Но я сказала: я девушка порядочная, на скандалы не нарываюсь, нос никуда не сую, всегда в хорошем настроении, и если уж начистоту, то на какой аршин меня не мерь, нет во мне ни избытка, ни недостатка. Невзирая на то, что Мадам считала, что я малость не отесана, она быстро взяла меня под крыло, как своих девочек. Я одевалась так, чтобы ей угодить, следила за словами, старалась не выпячивать свои буфера, как эти давалки на улице Далмар, короче, все больше и больше походила на мечту Красавчика, включая манеры а-ля Марлен Дитрих. Как бы то ни было, но Мадам все равно не желала его видеть. По воскресеньям, когда он выводил меня погулять, он всегда ждал меня в саду.
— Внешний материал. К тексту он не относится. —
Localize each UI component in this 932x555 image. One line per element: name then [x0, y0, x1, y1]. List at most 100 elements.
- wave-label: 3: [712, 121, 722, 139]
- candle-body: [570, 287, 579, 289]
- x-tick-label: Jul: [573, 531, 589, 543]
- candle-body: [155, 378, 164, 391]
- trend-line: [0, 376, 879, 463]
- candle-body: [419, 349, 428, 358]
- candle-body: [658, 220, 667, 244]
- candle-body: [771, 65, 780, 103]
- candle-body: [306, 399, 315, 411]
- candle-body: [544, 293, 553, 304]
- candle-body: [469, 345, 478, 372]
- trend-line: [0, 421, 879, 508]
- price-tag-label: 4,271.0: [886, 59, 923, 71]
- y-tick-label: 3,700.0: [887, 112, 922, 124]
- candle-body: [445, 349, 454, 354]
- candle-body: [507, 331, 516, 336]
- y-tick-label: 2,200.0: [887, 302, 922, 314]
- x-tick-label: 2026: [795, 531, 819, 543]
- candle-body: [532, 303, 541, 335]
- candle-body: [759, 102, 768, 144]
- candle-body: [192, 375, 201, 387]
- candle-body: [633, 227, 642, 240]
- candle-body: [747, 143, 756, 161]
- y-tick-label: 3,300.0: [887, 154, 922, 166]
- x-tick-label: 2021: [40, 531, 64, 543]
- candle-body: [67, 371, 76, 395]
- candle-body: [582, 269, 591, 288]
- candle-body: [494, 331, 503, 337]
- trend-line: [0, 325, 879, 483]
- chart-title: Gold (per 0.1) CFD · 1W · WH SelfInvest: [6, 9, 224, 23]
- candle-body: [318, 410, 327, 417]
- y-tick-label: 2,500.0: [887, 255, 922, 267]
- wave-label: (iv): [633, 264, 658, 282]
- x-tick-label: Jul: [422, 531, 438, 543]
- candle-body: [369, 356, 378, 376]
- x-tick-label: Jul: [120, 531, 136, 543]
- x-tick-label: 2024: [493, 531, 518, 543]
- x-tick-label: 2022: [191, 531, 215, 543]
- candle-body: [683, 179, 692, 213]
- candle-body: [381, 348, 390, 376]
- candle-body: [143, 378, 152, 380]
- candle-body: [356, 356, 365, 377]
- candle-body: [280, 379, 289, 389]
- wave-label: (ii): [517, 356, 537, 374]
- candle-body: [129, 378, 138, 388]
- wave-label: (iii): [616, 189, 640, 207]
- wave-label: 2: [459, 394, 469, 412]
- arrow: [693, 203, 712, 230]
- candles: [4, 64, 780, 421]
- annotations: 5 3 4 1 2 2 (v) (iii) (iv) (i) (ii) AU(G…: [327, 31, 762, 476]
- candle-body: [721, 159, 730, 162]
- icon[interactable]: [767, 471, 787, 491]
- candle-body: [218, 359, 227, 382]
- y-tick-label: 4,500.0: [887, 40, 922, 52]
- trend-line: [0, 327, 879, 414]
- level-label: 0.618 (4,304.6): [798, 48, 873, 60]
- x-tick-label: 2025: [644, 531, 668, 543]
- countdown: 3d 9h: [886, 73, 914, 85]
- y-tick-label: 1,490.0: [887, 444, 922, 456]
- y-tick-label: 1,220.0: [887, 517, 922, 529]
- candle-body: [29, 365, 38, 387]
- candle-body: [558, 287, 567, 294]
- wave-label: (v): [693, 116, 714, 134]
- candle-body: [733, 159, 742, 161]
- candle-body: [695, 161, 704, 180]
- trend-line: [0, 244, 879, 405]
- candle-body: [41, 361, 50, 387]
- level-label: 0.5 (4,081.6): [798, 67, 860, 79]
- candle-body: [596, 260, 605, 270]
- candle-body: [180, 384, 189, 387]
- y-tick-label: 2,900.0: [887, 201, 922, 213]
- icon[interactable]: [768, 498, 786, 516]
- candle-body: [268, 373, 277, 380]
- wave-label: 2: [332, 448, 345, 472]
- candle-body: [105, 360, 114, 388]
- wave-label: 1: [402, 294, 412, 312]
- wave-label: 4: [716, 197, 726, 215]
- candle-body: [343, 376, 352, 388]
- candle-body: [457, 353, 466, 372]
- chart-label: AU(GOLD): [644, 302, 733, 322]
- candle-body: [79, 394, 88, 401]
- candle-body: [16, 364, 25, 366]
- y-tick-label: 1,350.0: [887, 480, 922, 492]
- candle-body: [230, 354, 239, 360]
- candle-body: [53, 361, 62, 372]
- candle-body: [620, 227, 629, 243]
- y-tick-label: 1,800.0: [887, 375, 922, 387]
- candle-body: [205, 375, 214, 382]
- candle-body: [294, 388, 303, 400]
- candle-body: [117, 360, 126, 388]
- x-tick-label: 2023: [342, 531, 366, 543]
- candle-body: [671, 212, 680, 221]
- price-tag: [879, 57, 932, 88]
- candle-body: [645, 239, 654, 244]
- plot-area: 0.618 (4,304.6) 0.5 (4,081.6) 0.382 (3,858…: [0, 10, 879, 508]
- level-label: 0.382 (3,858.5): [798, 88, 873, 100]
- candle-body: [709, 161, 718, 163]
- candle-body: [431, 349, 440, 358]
Мы ходили обедать в самый шикарный ресторан Сен-Жюльена «В открытом море», недалеко от порта – есть омара в белом вине, у него там был свой столик на террасе. А днем гуляли. Я вижу его, как сейчас, в белом костюме из шерсти альпака, белых туфлях, на голове канотье, во рту сигара, и выражение королевского презрения на лице. Я плелась позади в метре от него, под куполом из пальм, росших вдоль океана, в шелковом костюме, тоже белом, и такой же шляпе, с зонтиком, чтобы защитить свою белоснежную кожу. Конечно, случалось, у него были свои тараканы. Он резко поворачивался и кидал мне:
– До чего мы друг другу осточертели! Сил нет!.. Нет, ты только посмотри на свою рожу!
Копировал придурковатое выражение лица Минни у Диснея. И кричал:
– Черт, мне всё осточертело!
Раз – и схлопотала, и второй – для острастки, чтобы ему нервы успокоить.
Но в глубине души я знала, что он меня любит. Иногда мы ездили на его машине до бухты «Морские короны». Людно там бывало только в разгар лета. Надевали купальники на бретельках – так тогда носили – и он учил меня плавать. Сам не умел. Орал во все горло:
– Что будет, если попадем в кораблекрушение? Плыви, черт тебя побери! Нет, ну только посмотрите на эту кретинку! Плыви, говорю тебе! Кончай хлебать воду!
В конце концов, выбившись из сил, говорил на три тона ниже:
– Черт с тобой!
И запихивал меня с головой под воду, чтобы я быстрее утопла.
Когда он привозил меня назад в «Червонную даму», у меня просто сердце разрывалось. Он даже не выходил из машины поцеловать меня. Оставался за рулем своего открытого «бугатти» холодный, как прошлогодняя зима, злой оттого, что не разрешено войти в дом. Всегда высаживал меня возле двери в сад. Я и сейчас ее вижу. Из массивного полированного дерева, ужасно старая. Рядом на стене висела медная табличка, не больше моей ладони, на ней нарисована игральная карта. Никто никогда бы не подумал, что здесь бордель.